Let's use the function plot_weights()
plot_weights()
For example, the weights used to determine if an image displays a zero digit have a positive reaction (red) to the image of a circle and have a negative reaction (blue) to images with content in the center of the circle.
Similarly, the weights used to determine whether an image displays the digit 1, reacts positively (red) to a vertical line in the center of the image, and reacts negatively (blue) to images with content surrounding that line.
In these images, the weights mostly look like the digits they are supposed to recognise. This is because only one optimisation iteration has been performed, so the weights are only trained on 100 images. After training on thousands of images, the weights become more difficult to interpret because they have to recognise many variations of how the digits might be written.
Performance after 10 iterations
# We have already performed 1 iteration.
optimize(num_iterations=9)
print_accuracy()
Outcome:
Accuracy on test-set: 78.2%
The weights
plot_weights()
Performance after 1000 optimisation iterations
# We have already performed 1000 iteration.
optimize(num_iterations=999)
print_accuracy()
plot_weights()
We obtain:
Accuracy on test-set: 92.1%
Weights
After 1,000 optimization iterations, the model only misclassifies one out of ten images. This simple model cannot achieve much better performance and therefore more complex models are needed. In subsequent tutorials, we will create a more complex model using neural networks that will help us improve the performance of our classifier.
Finally, to have a global vision of the errors made by our classifier, we are going to analyse the confusion matrix.

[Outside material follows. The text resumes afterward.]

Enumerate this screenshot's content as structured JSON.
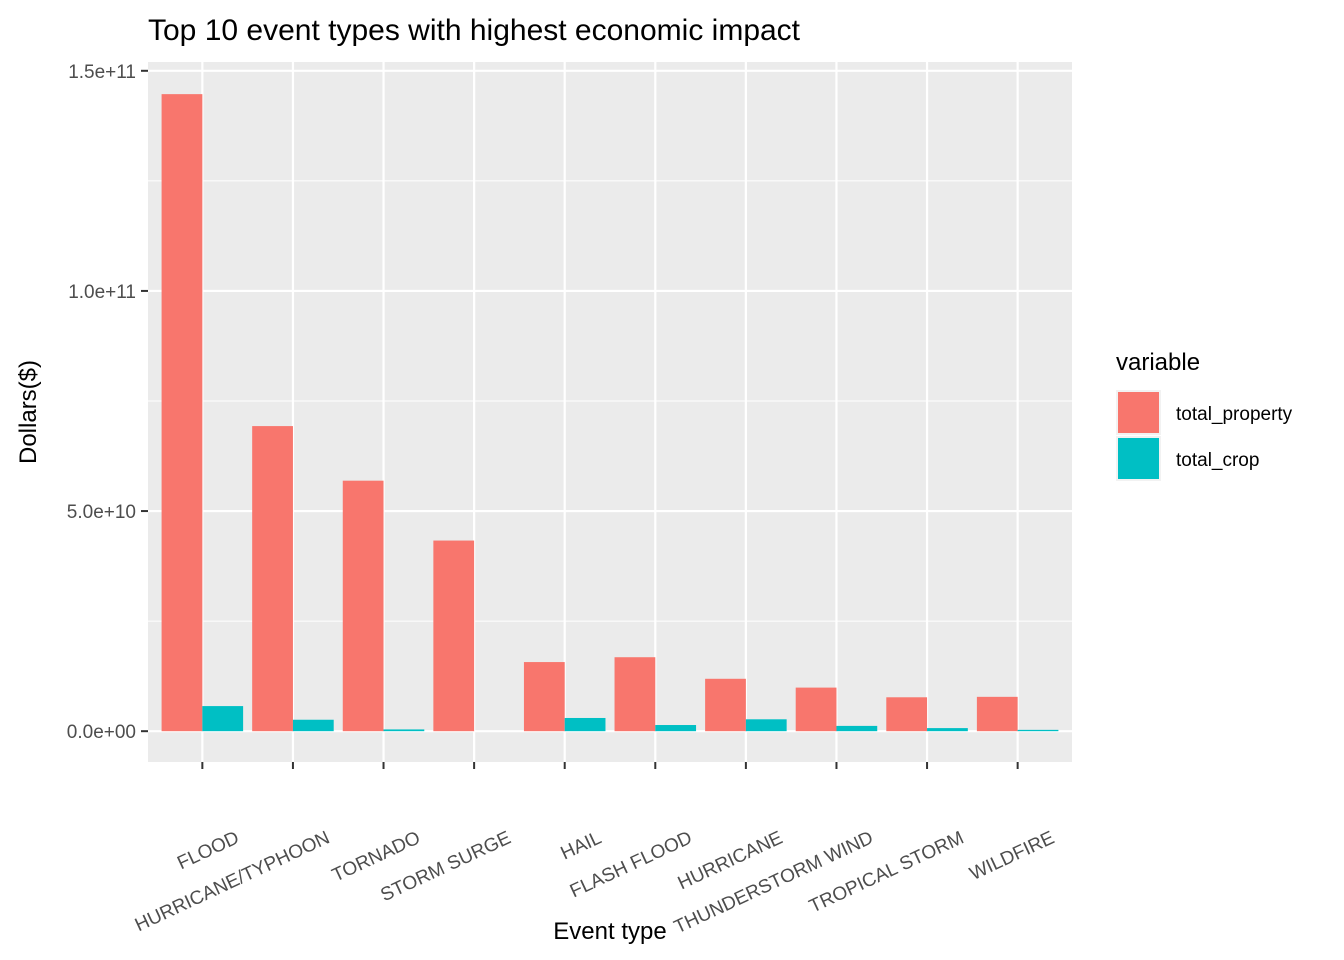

We use our print_confusion_matrix()
function.
print_confusion_matrix()
[[ 961 0 0 3 0 7 3 4 2 0]
[ 0 1097 2 4 0 2 4 2 24 0]
[ 12 8 898 23 5 4 12 12 49 9]
[ 2 0 10 927 0 28 2 9 24 8]
[ 2 1 2 2 895 0 13 4 10 53]
[ 10 1 1 37 6 774 17 4 36 6]
[ 13 3 4 2 8 19 902 3 4 0]
[ 3 6 21 12 5 1 0 936 2 42]
[ 6 3 6 18 8 26 10 5 883 9]
[ 11 5 0 7 17 11 0 16 9 933]]
Now that we're done using TensorFlow, we log out to free up its resources.
session.close()
With this we finish the first tutorial on how to use the TensorFlow library to create a linear regression model.
In the next installments we will create more complex models, including convolutional neural networks.